Alors que les défaillances d’entreprises restent à un niveau élevé en France, la question des retards de paiement revient au cœur du débat parlementaire. Le Syndicat des Indépendants et des TPE (SDI) a réagi à l’adoption par le Sénat, le 19 février 2026, d’une proposition de loi visant à réduire les retards de paiement afin de lutter contre les faillites d’entreprises. Si l’organisation salue cette initiative, elle estime que les mesures envisagées ne doivent pas se limiter aux grandes entreprises privées.
Une proposition de loi pour renforcer la lutte contre les mauvais payeurs
Adopté à l’unanimité par les sénateurs, le texte actuellement examiné par l’Assemblée nationale prévoit notamment un renforcement de la lutte contre les retards de paiement.
L’objectif est de limiter les difficultés de trésorerie qui fragilisent de nombreuses entreprises, en particulier les plus petites.
Le sujet n’est pas nouveau. Depuis plusieurs années, les organisations patronales et les représentants des petites entreprises alertent sur les conséquences des paiements tardifs.
Pour une TPE, quelques semaines de décalage dans le règlement d’une facture peuvent suffire à déséquilibrer la trésorerie, retarder un investissement ou compliquer le paiement des charges courantes.
Le SDI soutient ainsi le principe d’un durcissement des sanctions à l’encontre des donneurs d’ordre qui ne respectent pas les délais légaux.
« Le Sénat a raison de s’attaquer aux retards de paiement des grandes entreprises. Mais les TPE attendent la même exigence vis-à-vis de tous les donneurs d’ordre publics. Une facture est une facture. Lorsqu’elle est payée en retard, les conséquences sont les mêmes pour l’entreprise qui l’attend », souligne Marc Sanchez, secrétaire général du SDI.
Pourquoi le SDI intervient maintenant
La prise de position du syndicat intervient à un moment charnière.
D’une part, le texte est encore en discussion au Parlement, ce qui laisse la possibilité aux députés de l’amender.
D’autre part, les difficultés économiques rencontrées par les petites entreprises rendent la question de la trésorerie particulièrement sensible.
Pour le SDI, le risque serait que le débat se concentre uniquement sur les grandes entreprises privées alors que certains acteurs publics continuent eux aussi à accumuler des retards de paiement.
L’organisation rappelle que si l’État a considérablement amélioré ses performances ces dernières années, les administrations publiques représentent encore près de 5 milliards d’euros de retards de paiement selon les données citées dans les travaux parlementaires ayant accompagné la proposition de loi.

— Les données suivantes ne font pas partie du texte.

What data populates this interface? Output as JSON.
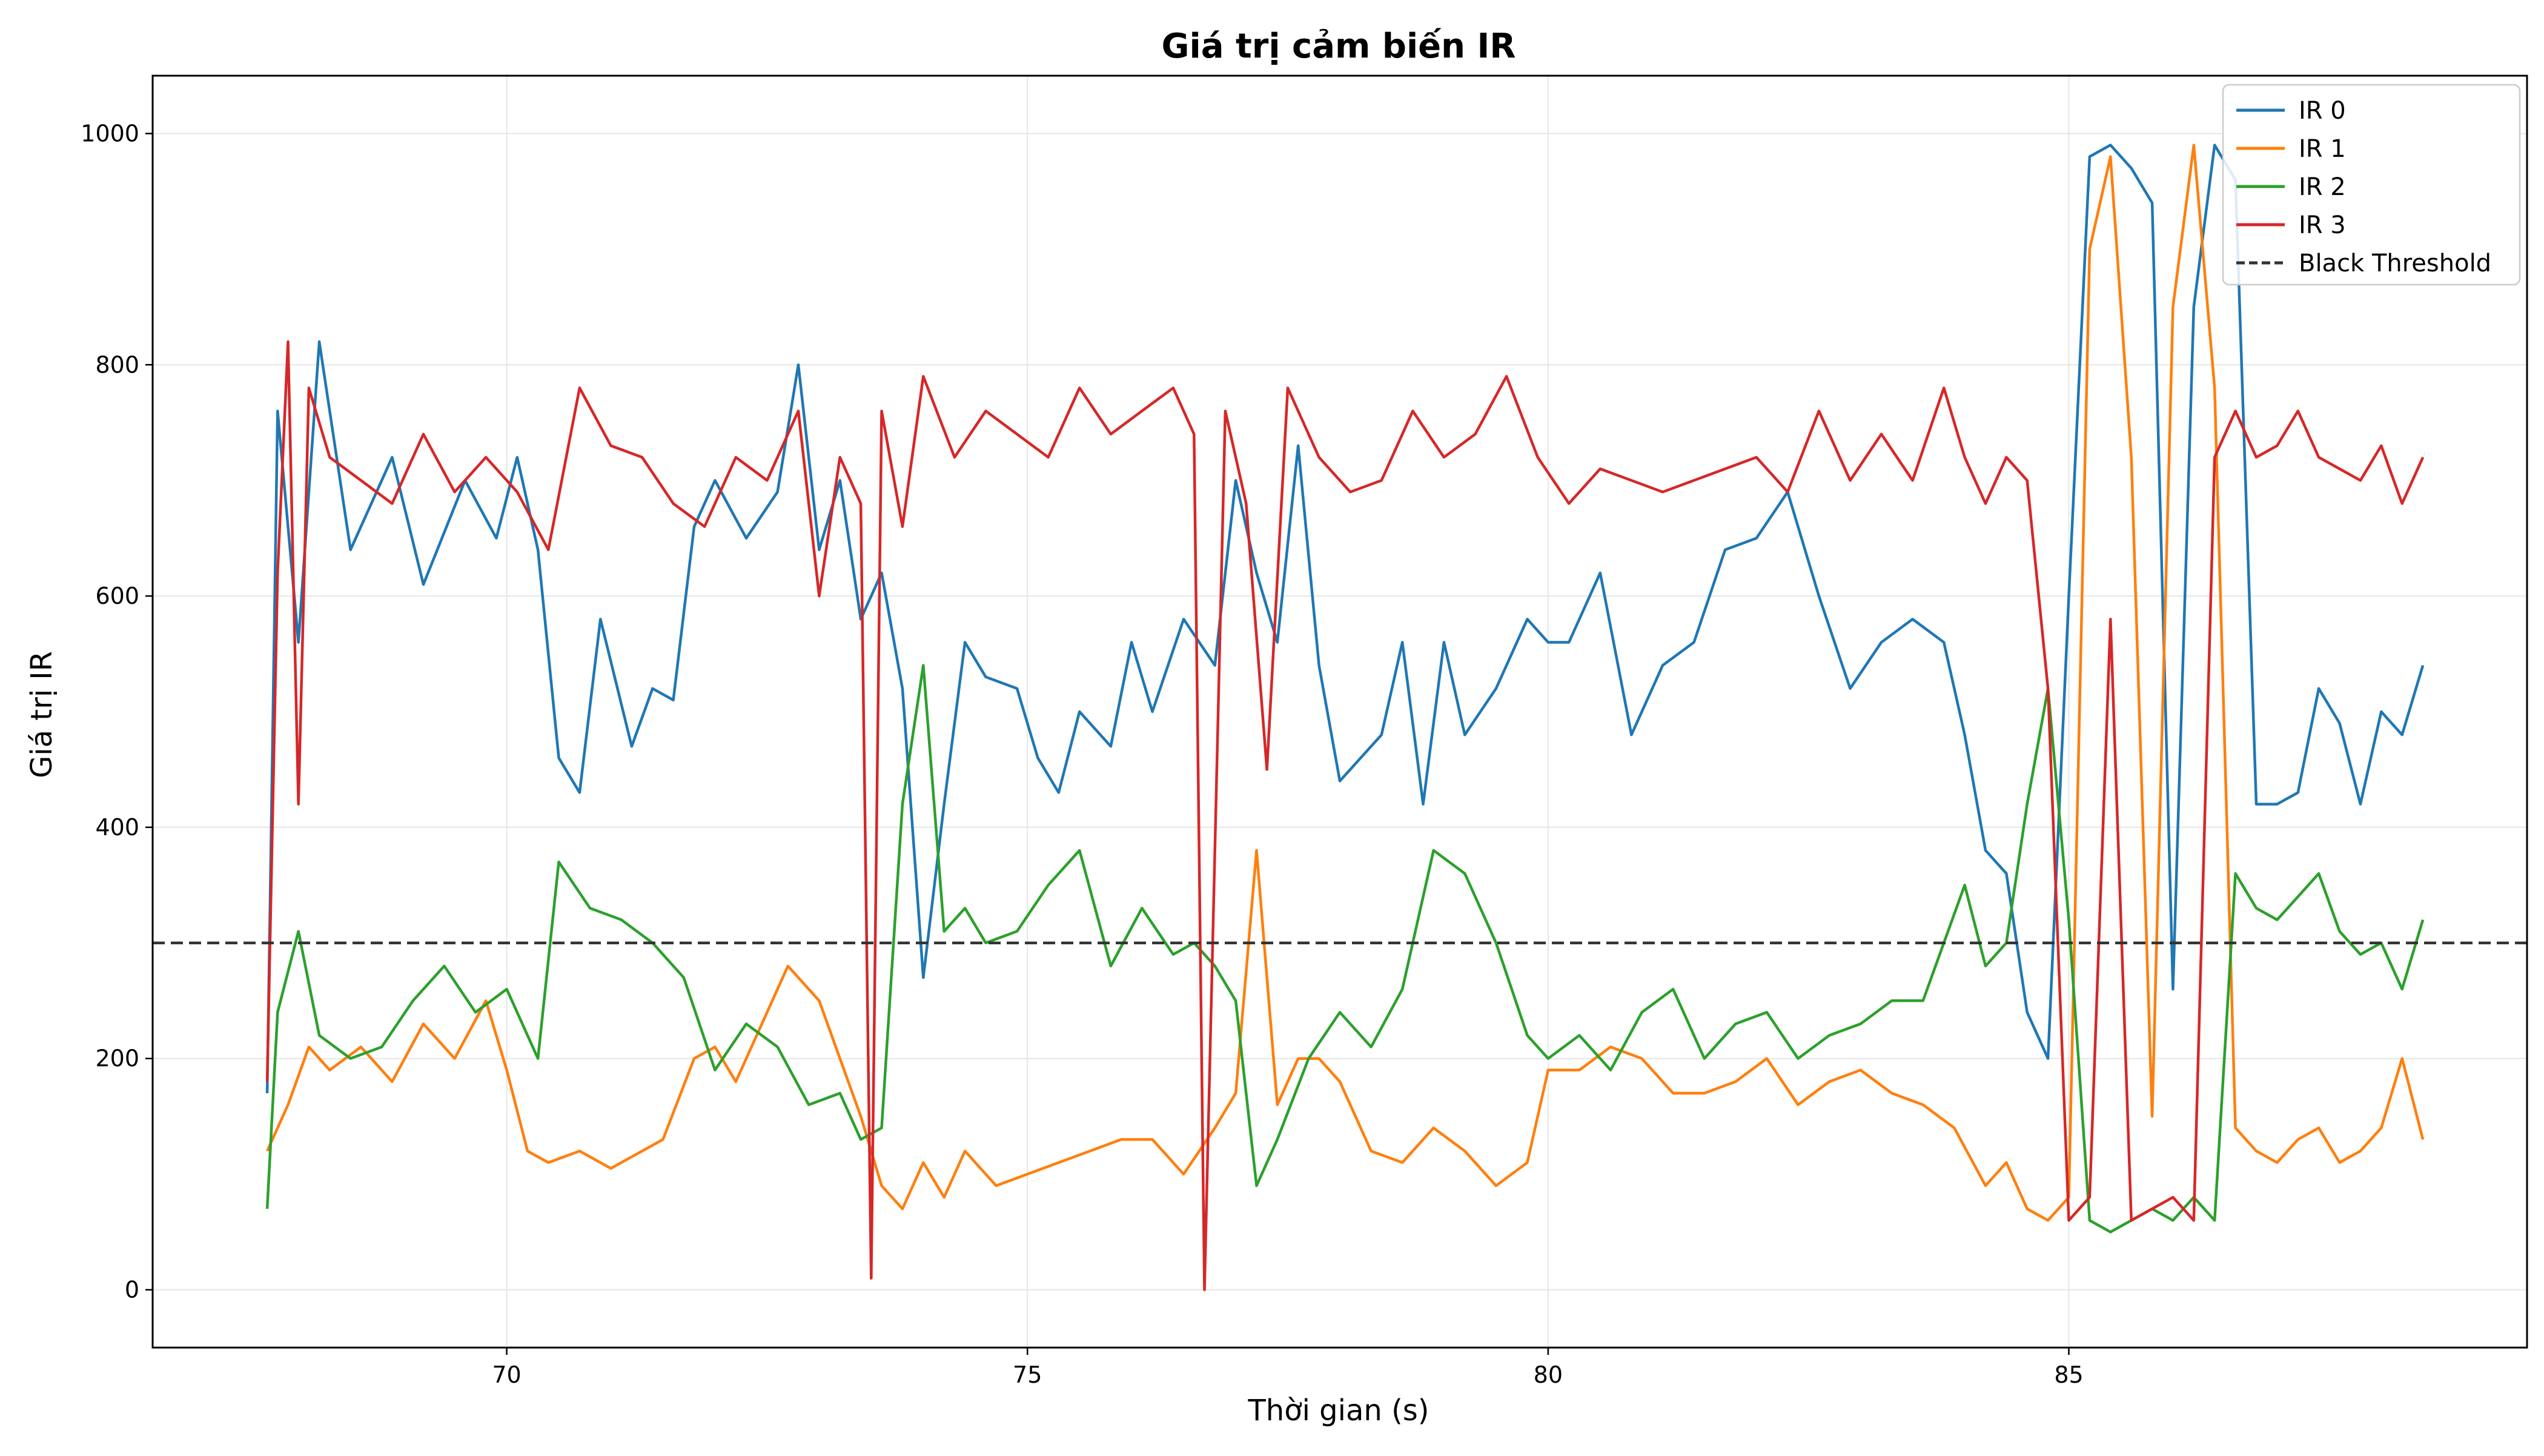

Les collectivités territoriales, certains établissements publics ou encore des structures hospitalières sont régulièrement pointés du doigt pour leurs délais de règlement.
Or, lorsqu’une petite entreprise travaille dans le cadre d’un marché public, un paiement tardif peut avoir les mêmes conséquences qu’un retard provenant d’un grand groupe privé.
Le SDI demande davantage de transparence
Le syndicat estime donc que le futur dispositif doit couvrir l’ensemble des donneurs d’ordre, sans distinction entre secteur public et secteur privé.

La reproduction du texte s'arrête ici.